Davalılar vekili beyanlarında, davacı ile davalı şirket arasında herhangi bir ilişkinin mevcut olmadığını, davacı ile davalı şirketler arasında, davalı şirketin hukuki sorumluluğunu doğuracak herhangi bir sözleşmenin imza edilmediğini, davanın husumetten reddine karar verilmesini, bir an için davacı ile davalı şirket arasında ortaklık ilişkisi bulunduğu düşünülse bile, davacının hileye dayanarak sözleşmeyi bozmak istediği takdirde, BK"nun 31 maddesinde belirtildiği üzere bu hakkını sözleşmenin yapıldığı tarihten itibaren işleyen bir yıl içinde kullanması gerektiğini, davacının bu davayı yaklaşık 8 yıl sonra açmış olduğundan hak düşürücü sürenin geçmiş olduğu, müvekkilleri davalılar tarafından ortaklık durum belgesi veya tahsilat makbuzu adlı bir belgenin düzenlenmediğini, ayrıca şirket yöneticilerine karşı açılacak davalarda, şirket genel kurulunun "yöneticiler hakkında sorumluluk davası açılması yönünde bir kararın mevcut olmasının gerektiği ve böyle bir kararın mevcut olmadığı, aynı zamanda bu tür davalarda hüküm altına alınacak bedelin davacıya değil şirket tüzel kişiliğine ödeneceğini savunarak davanın reddine karar verilmesini talep etmiştir.
Yerel mahkeme iddia savunma ve tüm dosya kapsamına göre davacının ... İnşaat Tarım Sanayi Ticaret A.Ş"nin ortağı olarak gözüktüğünü, bu durum karşısında ortak tarafından ortaklık aleyhine açılmış davanın söz konusu olduğunu, davanın bu yönüyle HMK. 17. madde hükmü uyarınca şirketin sicil adresindeki yer mahkemesinde görülmesi gerektiğini, bu yetki kuralının da kesin olduğu,davacı tarafın iddialarını dört davalıya birden yöneltildiği,davalılar aleyhine açılan davalar arasında hukuki ve fiili irtibat bulunduğu, davalıların hukuki durumunun diğer davalıya usulünce ortak olunup olunmadığı olgusuna bağlı olduğu, biri hakkındaki hükmün diğerini etkileyecek nitelikte bulunduğu ve birlikte görülmesi gerektiği, salt ... İnşaat Tarım San.
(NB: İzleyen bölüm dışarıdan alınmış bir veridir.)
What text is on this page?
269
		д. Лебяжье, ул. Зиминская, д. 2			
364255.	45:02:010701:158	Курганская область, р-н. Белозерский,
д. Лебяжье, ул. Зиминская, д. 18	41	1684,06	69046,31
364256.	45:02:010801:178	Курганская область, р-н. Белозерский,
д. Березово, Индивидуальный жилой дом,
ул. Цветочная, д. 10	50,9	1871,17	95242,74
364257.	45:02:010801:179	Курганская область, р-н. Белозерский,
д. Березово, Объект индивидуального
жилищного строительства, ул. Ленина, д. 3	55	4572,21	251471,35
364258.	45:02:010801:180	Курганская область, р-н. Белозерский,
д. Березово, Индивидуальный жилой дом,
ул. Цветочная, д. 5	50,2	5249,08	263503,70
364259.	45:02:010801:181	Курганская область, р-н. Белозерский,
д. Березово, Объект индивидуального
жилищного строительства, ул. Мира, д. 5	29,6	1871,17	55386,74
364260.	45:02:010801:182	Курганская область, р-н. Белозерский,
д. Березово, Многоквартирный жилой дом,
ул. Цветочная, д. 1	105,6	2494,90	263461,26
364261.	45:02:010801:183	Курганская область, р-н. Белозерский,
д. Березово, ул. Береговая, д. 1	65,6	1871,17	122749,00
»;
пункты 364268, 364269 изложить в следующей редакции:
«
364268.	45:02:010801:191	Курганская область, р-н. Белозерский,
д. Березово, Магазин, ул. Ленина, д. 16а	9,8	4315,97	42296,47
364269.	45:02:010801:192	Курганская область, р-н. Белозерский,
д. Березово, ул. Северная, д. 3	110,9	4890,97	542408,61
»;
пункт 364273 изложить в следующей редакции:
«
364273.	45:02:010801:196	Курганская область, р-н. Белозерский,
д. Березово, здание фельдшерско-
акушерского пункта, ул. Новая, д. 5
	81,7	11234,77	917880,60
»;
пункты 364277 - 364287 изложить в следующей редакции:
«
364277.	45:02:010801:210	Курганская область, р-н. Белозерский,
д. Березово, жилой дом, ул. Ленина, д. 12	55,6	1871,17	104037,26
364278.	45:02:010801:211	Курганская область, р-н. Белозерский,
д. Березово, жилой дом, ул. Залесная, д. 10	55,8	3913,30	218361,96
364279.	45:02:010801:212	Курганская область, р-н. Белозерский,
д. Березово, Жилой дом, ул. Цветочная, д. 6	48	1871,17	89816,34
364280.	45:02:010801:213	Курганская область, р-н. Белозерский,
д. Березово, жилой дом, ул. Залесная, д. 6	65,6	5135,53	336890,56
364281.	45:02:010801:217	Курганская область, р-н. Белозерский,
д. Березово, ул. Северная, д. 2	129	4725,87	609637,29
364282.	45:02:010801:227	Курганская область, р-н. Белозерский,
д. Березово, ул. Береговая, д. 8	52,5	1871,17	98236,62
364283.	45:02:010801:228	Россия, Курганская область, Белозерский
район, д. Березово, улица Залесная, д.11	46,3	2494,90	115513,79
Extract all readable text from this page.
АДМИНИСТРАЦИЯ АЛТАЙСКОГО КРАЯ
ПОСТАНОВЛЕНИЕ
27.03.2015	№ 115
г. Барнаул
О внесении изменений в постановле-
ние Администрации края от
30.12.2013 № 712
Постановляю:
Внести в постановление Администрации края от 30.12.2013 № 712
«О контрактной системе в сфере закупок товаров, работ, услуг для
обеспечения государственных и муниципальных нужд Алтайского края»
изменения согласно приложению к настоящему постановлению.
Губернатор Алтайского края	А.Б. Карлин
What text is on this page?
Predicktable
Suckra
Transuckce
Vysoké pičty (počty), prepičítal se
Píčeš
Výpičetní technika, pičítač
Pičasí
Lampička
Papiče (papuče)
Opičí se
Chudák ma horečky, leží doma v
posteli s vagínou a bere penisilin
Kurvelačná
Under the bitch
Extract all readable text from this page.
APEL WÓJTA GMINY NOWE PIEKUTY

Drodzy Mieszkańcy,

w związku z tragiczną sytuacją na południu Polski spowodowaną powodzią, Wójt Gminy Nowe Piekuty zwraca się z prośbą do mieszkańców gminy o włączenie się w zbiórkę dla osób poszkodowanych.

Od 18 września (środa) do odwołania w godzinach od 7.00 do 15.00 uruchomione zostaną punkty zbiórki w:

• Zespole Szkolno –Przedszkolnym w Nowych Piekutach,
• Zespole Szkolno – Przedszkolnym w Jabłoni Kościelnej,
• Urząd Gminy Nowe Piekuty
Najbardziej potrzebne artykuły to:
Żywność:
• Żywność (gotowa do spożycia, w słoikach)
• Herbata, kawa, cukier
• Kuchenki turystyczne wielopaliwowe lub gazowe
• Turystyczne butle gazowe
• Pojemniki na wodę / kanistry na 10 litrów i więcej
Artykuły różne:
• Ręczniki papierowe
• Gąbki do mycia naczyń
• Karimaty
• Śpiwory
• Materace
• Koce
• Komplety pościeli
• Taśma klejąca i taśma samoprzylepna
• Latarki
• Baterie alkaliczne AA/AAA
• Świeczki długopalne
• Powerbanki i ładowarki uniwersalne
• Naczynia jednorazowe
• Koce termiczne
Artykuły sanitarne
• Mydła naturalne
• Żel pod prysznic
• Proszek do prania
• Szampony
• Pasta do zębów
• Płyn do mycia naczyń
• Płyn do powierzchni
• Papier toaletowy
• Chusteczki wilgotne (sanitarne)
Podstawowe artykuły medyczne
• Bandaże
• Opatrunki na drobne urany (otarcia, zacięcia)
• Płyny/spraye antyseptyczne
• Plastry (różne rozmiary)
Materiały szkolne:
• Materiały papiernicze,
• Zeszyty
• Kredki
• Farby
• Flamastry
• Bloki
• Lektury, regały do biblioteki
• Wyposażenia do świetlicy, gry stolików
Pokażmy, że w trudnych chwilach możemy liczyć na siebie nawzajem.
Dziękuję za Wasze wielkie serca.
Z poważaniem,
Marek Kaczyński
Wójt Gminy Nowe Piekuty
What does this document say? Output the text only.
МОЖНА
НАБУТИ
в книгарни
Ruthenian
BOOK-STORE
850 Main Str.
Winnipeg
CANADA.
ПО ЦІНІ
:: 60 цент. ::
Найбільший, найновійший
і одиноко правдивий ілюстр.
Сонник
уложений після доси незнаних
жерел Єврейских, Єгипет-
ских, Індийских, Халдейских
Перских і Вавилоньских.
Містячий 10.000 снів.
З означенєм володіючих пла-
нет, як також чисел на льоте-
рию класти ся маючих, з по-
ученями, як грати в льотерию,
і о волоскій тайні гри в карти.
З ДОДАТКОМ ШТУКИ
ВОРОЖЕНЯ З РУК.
Tic. AŞ. yönünden yetkisizlik kararı verilip diğer davalılar hakkında esas yönünden karar verilmesinin doğru olmadığı, buna ilişkin Yargıtay 11. Hukuk Dairesi"nin 2009/12803 E, 2011/5264 sayılı kararının bu yönde olduğu gerekçesiyle Konya Mahkemeleri"nin yetkili olduğundan bahisle yetkisizlik kararı vermiştir.
Kararı, davalılar ... Holding A.Ş, ... ve ... vekili temyiz etmiştir.
Dava, geçerli şekilde ortaklık ilişkisinin kurulmadığının tespiti ve bu amaçla verilen paranın tahsili istemine ilişkindir.
Yukarıda yapılan özetten de anlaşıldığı üzere davacı, şirket ortağı olmadığı ve davalılarca kendisinden dolandırıcılık suretiyle para alındığını ileri sürmüştür. Her ne kadar mahkemece davacının, davada taraf olmayan ... İnşaat Tarım ve San. Tic. A.Ş."nin ortağı olduğu, ortaklık aleyhine açılan davanın şirketin sicil adresindeki yer mahkemesinde açılması gerektiği, davalı gerçek kişilerin de anılan şirketin yöneticileri olması ve davalılar arasında hukuki ve fiili irtibat bulunduğu, biri hakkında verilecek hükmün diğer davalıyı etkileyecek olması nedeniyle gerçek kişi davalılar hakkında da davanın aynı yerde görülmesi gerektiğinden bahisle tüm davalılar hakkında yetkisizlik kararı verilmiş ise de anılan şirket davada taraf olmadığı gibi, dava tarihi itibarıyla davalı ...Ş’nin merkezinin ... olduğu ve gerçek kişi davalıların da yetki itirazında bulunmadığı görülmüştür. Bu itibarla, davalılar hakkında yetkisizlik kararı verilmesi doğru olmadığı gibi, diğer davalı ...Ş."nin hukuki durumu da davacının usulüne uygun olarak alınan para karşılığında şirket ortağı olup olmadığı hususuna bağlı bulunduğundan, mahkemece; davacı tarafça ibraz edilen belgede ismi geçen ... adlı şirketin davalılarla ilgisinin ne olduğu, yatırılan paranın bu davalılara aktarılıp aktarılmadığı incelenerek neticesine göre bir karar verilmesi gerekirken mahkemenin tüm davalılar hakkında yetkisizlik kararı vermesi doğru görülmemiş ve kararın bozulmasına karar vermek gerekmiştir.
SONUÇ: Yukarıda açıklanan nedenlerle, bir kısım davalılar vekilinin temyiz itirazlarının kabulü ile kararın bir kısım davalılar yararına BOZULMASINA, ödediği temyiz peşin harcın isteği halinde temyiz edene iadesine, 12/12/2016 tarihinde oybirliğiyle karar verildi.